Autor :João Palmeiro *

05 Fevereiro 2019 | Publicado : 16:22 (05/02/2019) | Actualizado: 16:25 (05/02/2019)

Por isso, as primeiras linhas deste prefácio são dirigidas a Luís Lee e ao seu editor, que quiseram levar ao público chinês importante informação sobre a imprensa portuguesa, o que seguramente muito ajudará a estreitar as relações de comunicação entre os dois povos sem esquecer a importante contribuição para o objetivo «uma rota uma faixa».
Este livro surge também no momento em que, na Europa, se celebra o ano Europeu do Património Cultural, no qual se insere o reconhecimento da imprensa centenária portuguesa como património imaterial da humanidade. Será, também, um inestimável contributo para esse reconhecimento.
A imprensa portuguesa, rica dos seus mais de 1500 títulos tem, neste século XXI como expoente maior do seu legado cultural, as 33 publicações periódicas que se editam há mais de 100 anos sem interrupção ou descontinuidade.
Esta realidade atesta bem a relação de confiança e de reconhecimento que populações e comunidades, cidades, vilas e organizações, profissionais e culturais, têm com as publicações periódicas que tornam conhecidos os seus pontos de vista, as suas concretizações, as suas ansiedades e os seus sonhos.

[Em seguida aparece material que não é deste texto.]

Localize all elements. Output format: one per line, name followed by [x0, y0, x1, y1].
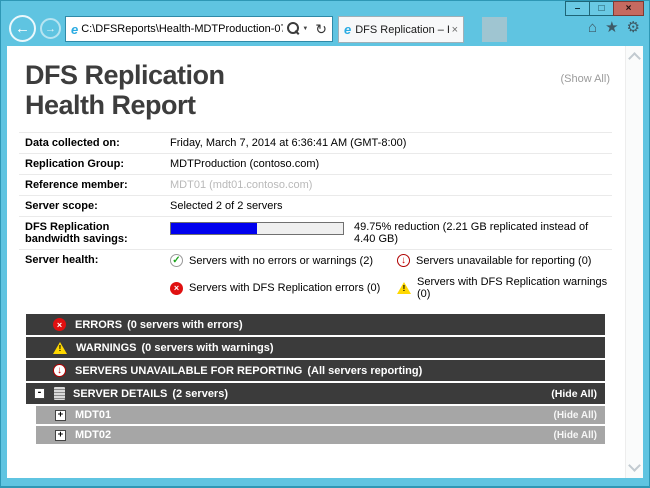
- field-label: Replication Group:: [25, 158, 124, 170]
- back-arrow-icon: ←: [15, 20, 30, 37]
- section-servers-unavailable[interactable]: ↓ SERVERS UNAVAILABLE FOR REPORTING (All…: [26, 360, 605, 381]
- show-all-link[interactable]: (Show All): [560, 73, 610, 85]
- section-title: ERRORS: [75, 318, 123, 331]
- server-row-mdt02[interactable]: + MDT02 (Hide All): [36, 426, 605, 444]
- health-item-text: Servers with DFS Replication errors (0): [189, 282, 381, 294]
- health-item-ok: ✓ Servers with no errors or warnings (2): [170, 254, 397, 267]
- hide-all-link[interactable]: (Hide All): [553, 409, 597, 421]
- bandwidth-progress-fill: [171, 223, 257, 234]
- error-cross-icon: ×: [53, 318, 66, 331]
- field-label: Server health:: [25, 254, 99, 266]
- page-title: DFS Replication Health Report: [25, 60, 612, 120]
- field-value: Selected 2 of 2 servers: [170, 200, 283, 212]
- collapse-toggle-icon[interactable]: -: [34, 388, 45, 399]
- forward-arrow-icon: →: [45, 22, 56, 35]
- section-subtitle: (0 servers with errors): [127, 318, 243, 331]
- field-label: Server scope:: [25, 200, 98, 212]
- scroll-down-icon[interactable]: [628, 459, 641, 472]
- unavailable-arrow-icon: ↓: [53, 364, 66, 377]
- field-row-data-collected: Data collected on: Friday, March 7, 2014…: [19, 132, 612, 153]
- health-item-text: Servers with DFS Replication warnings (0…: [417, 276, 608, 300]
- section-warnings[interactable]: ! WARNINGS (0 servers with warnings): [26, 337, 605, 358]
- expand-toggle-icon[interactable]: +: [55, 409, 66, 421]
- bandwidth-value: 49.75% reduction (2.21 GB replicated ins…: [170, 221, 612, 245]
- unavailable-arrow-icon: ↓: [397, 254, 410, 267]
- health-item-warnings: ! Servers with DFS Replication warnings …: [397, 276, 612, 300]
- server-report-icon: [54, 387, 65, 400]
- favorites-star-icon[interactable]: ★: [605, 19, 619, 36]
- ie-tab-icon: e: [344, 22, 352, 37]
- warning-triangle-icon: !: [53, 341, 67, 354]
- field-label: Reference member:: [25, 179, 128, 191]
- forward-button[interactable]: →: [40, 18, 61, 39]
- window-controls: – □ ×: [565, 1, 644, 16]
- back-button[interactable]: ←: [9, 15, 36, 42]
- section-server-details[interactable]: - SERVER DETAILS (2 servers) (Hide All): [26, 383, 605, 404]
- error-cross-icon: ×: [170, 281, 183, 295]
- hide-all-link[interactable]: (Hide All): [553, 429, 597, 441]
- browser-toolbar: ⌂ ★ ⚙: [588, 20, 640, 35]
- section-title: SERVER DETAILS: [73, 387, 168, 400]
- section-subtitle: (All servers reporting): [307, 364, 423, 377]
- new-tab-button[interactable]: [482, 17, 507, 42]
- server-row-mdt01[interactable]: + MDT01 (Hide All): [36, 406, 605, 424]
- scroll-up-icon[interactable]: [628, 52, 641, 65]
- field-value: MDTProduction (contoso.com): [170, 158, 320, 170]
- field-value: Friday, March 7, 2014 at 6:36:41 AM (GMT…: [170, 137, 407, 149]
- field-row-replication-group: Replication Group: MDTProduction (contos…: [19, 153, 612, 174]
- field-row-server-health: Server health: ✓ Servers with no errors …: [19, 249, 612, 304]
- field-label: DFS Replication bandwidth savings:: [25, 221, 128, 245]
- field-row-bandwidth-savings: DFS Replication bandwidth savings: 49.75…: [19, 216, 612, 249]
- health-item-unavailable: ↓ Servers unavailable for reporting (0): [397, 254, 612, 267]
- ie-page-icon: e: [71, 21, 79, 37]
- refresh-icon[interactable]: ↻: [315, 21, 327, 37]
- section-subtitle: (0 servers with warnings): [141, 341, 274, 354]
- health-item-text: Servers with no errors or warnings (2): [189, 254, 374, 267]
- home-icon[interactable]: ⌂: [588, 19, 598, 36]
- page-title-line1: DFS Replication: [25, 60, 225, 90]
- health-item-text: Servers unavailable for reporting (0): [416, 254, 592, 267]
- field-row-server-scope: Server scope: Selected 2 of 2 servers: [19, 195, 612, 216]
- address-dropdown-icon[interactable]: ▼: [302, 26, 309, 32]
- minimize-button[interactable]: –: [565, 1, 590, 16]
- server-health-grid: ✓ Servers with no errors or warnings (2)…: [170, 254, 612, 300]
- bandwidth-progress-bar: [170, 222, 344, 235]
- page-content: DFS Replication Health Report (Show All)…: [7, 46, 643, 478]
- warning-triangle-icon: !: [397, 282, 411, 294]
- section-title: SERVERS UNAVAILABLE FOR REPORTING: [75, 364, 303, 377]
- expand-toggle-icon[interactable]: +: [55, 429, 66, 441]
- search-icon[interactable]: [287, 22, 300, 34]
- section-title: WARNINGS: [76, 341, 137, 354]
- report-sections: × ERRORS (0 servers with errors) ! WARNI…: [26, 314, 605, 444]
- bandwidth-text: 49.75% reduction (2.21 GB replicated ins…: [354, 221, 589, 245]
- warning-exclamation: !: [58, 343, 62, 353]
- warning-triangle-shape: [397, 282, 411, 294]
- server-name: MDT01: [75, 409, 112, 421]
- section-errors[interactable]: × ERRORS (0 servers with errors): [26, 314, 605, 335]
- gear-icon[interactable]: ⚙: [626, 19, 640, 36]
- scrollbar[interactable]: [625, 46, 643, 478]
- field-row-reference-member: Reference member: MDT01 (mdt01.contoso.c…: [19, 174, 612, 195]
- address-input[interactable]: C:\DFSReports\Health-MDTProduction-07Ma: [81, 23, 284, 35]
- tab-title: DFS Replication – Health Re...: [355, 23, 448, 36]
- maximize-button[interactable]: □: [589, 1, 614, 16]
- health-item-errors: × Servers with DFS Replication errors (0…: [170, 276, 397, 300]
- close-button[interactable]: ×: [613, 1, 644, 16]
- server-name: MDT02: [75, 429, 112, 441]
- page-title-line2: Health Report: [25, 90, 196, 120]
- field-value: MDT01 (mdt01.contoso.com): [170, 179, 313, 191]
- tab-close-icon[interactable]: ×: [451, 23, 458, 36]
- warning-exclamation: !: [402, 284, 406, 293]
- section-subtitle: (2 servers): [172, 387, 228, 400]
- health-report: DFS Replication Health Report (Show All)…: [7, 46, 626, 478]
- hide-all-link[interactable]: (Hide All): [551, 387, 597, 400]
- field-label: Data collected on:: [25, 137, 120, 149]
- ok-check-icon: ✓: [170, 254, 183, 267]
- address-bar: e C:\DFSReports\Health-MDTProduction-07M…: [65, 16, 333, 42]
- warning-triangle-shape: [53, 341, 67, 354]
- browser-tab[interactable]: e DFS Replication – Health Re... ×: [338, 16, 464, 43]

Sem esquecer os momentos de alegria e tristeza (como recentemente reportaram os terríveis incêndios do verão passado em Portugal) e eventos e manifestações, desportivas ou religiosas.
São 33 jornais e revistas que em diferentes formatos de papel, a cores e a preto e branco e agora também no incontornável mundo digital, levam as histórias de Portugal e dos portugueses aos quatro cantos do mundo onde, tantos outros portugueses, estabeleceram as suas vidas e assim não esquecem Portugal. Na China também, dos que agora estudam em Pequim aos que há longas gerações vivem em Macau.

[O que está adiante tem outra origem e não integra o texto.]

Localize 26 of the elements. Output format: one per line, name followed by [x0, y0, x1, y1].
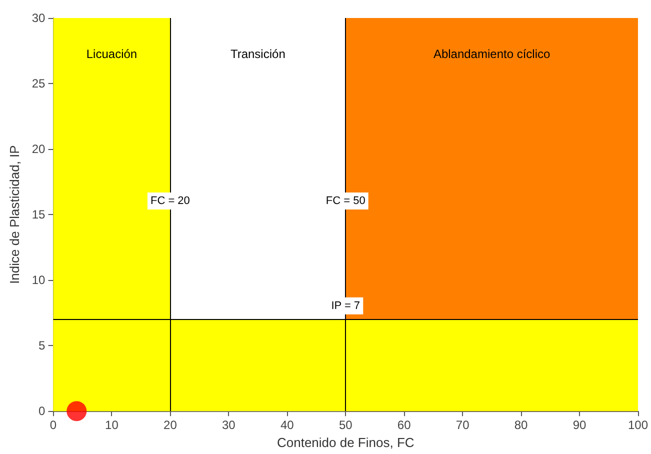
x-tick-label: 80: [514, 418, 528, 432]
y-tick-label: 0: [38, 404, 46, 418]
x-tick-label: 10: [105, 418, 119, 432]
y-tick-label: 25: [32, 76, 46, 91]
x-axis-title: Contenido de Finos, FC: [276, 435, 414, 450]
x-tick-label: 100: [628, 418, 648, 432]
y-tick-label: 15: [32, 208, 46, 222]
band-label: Ablandamiento cíclico: [433, 47, 550, 61]
ref-line-label: IP = 7: [331, 300, 360, 312]
x-tick-label: 90: [572, 418, 587, 432]
band-label: Transición: [230, 47, 286, 61]
x-tick-label: 50: [338, 418, 353, 432]
ref-line-label: FC = 20: [150, 195, 190, 208]
x-tick-label: 30: [222, 418, 236, 432]
x-tick-label: 40: [280, 418, 294, 432]
x-tick-label: 0: [50, 418, 57, 432]
y-axis-title: Indice de Plasticidad, IP: [7, 145, 22, 284]
y-tick-label: 5: [38, 338, 46, 353]
y-tick-label: 30: [32, 11, 46, 25]
ref-line-label: FC = 50: [326, 195, 366, 208]
y-tick-label: 10: [32, 273, 46, 288]
x-tick-label: 60: [397, 418, 412, 432]
band-label: Licuación: [86, 47, 138, 61]
x-tick-label: 70: [456, 418, 470, 432]
x-tick-label: 20: [164, 418, 178, 432]
y-tick-label: 20: [32, 142, 46, 156]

Macau, território chinês que ao longo de séculos viu nascer importantes jornais, onde passaram grandes vultos das letras portuguesas e onde vivem jornalistas portugueses que marcam também a língua e a cultura de Portugal e das nações que connosco as partilham, sob a lembrança de Luís de Camões e de São Francisco de Xavier.
Macau que viu nascer jornais como a «Abelha de Macau» em 1822, ou «o Correio» em 1890, o «Português» em 1913 ou os ainda em publicação «Tribuna de Macau» e «Macau Hoje», como do outro lado do Atlântico a cidade do Recife (Pernambuco) continua a ler todos os dias e há mais de cem anos a «Folha» e o «Commercio».
O livro que em boa hora Luís Lee decidiu escrever – e que em nome de todos representados na Associação Portuguesa de Imprensa muito agradeço – lembrará aos seus leitores toda esta história da imprensa portuguesa e da imprensa em português, do seu passado e dos desafios que o seu futuro oferece, sejam as modalidades de adaptação ao novo mundo digital, a sua inteligência artificial e modelos de respeito pelos direitos de autor, sejam as oportunidades de expansão e crescimento que a língua portuguesa a todos vai oferecer, sejam os centenários ou como o «Expresso» (Lisboa) que este ano completa 45 anos de edição, ou o «Notícias» de Maputo (Moçambique) ou o «Jornal de Angola» (Luanda), tornando-se na alavanca de conteúdos jornalísticos que ajudarão os povos do mundo a melhor entender o mundo global em que vivemos.
Como Luís Lee está a fazer levando notícias da imprensa portuguesa para a China.

* Presidente da Associação Portuguesa de Imprensa e Professor convidado CITI-Universidade Nova de Lisboa, IJC-FDUCoimbra e Coimbra Business School - Instituto Politécnico de Coimbra.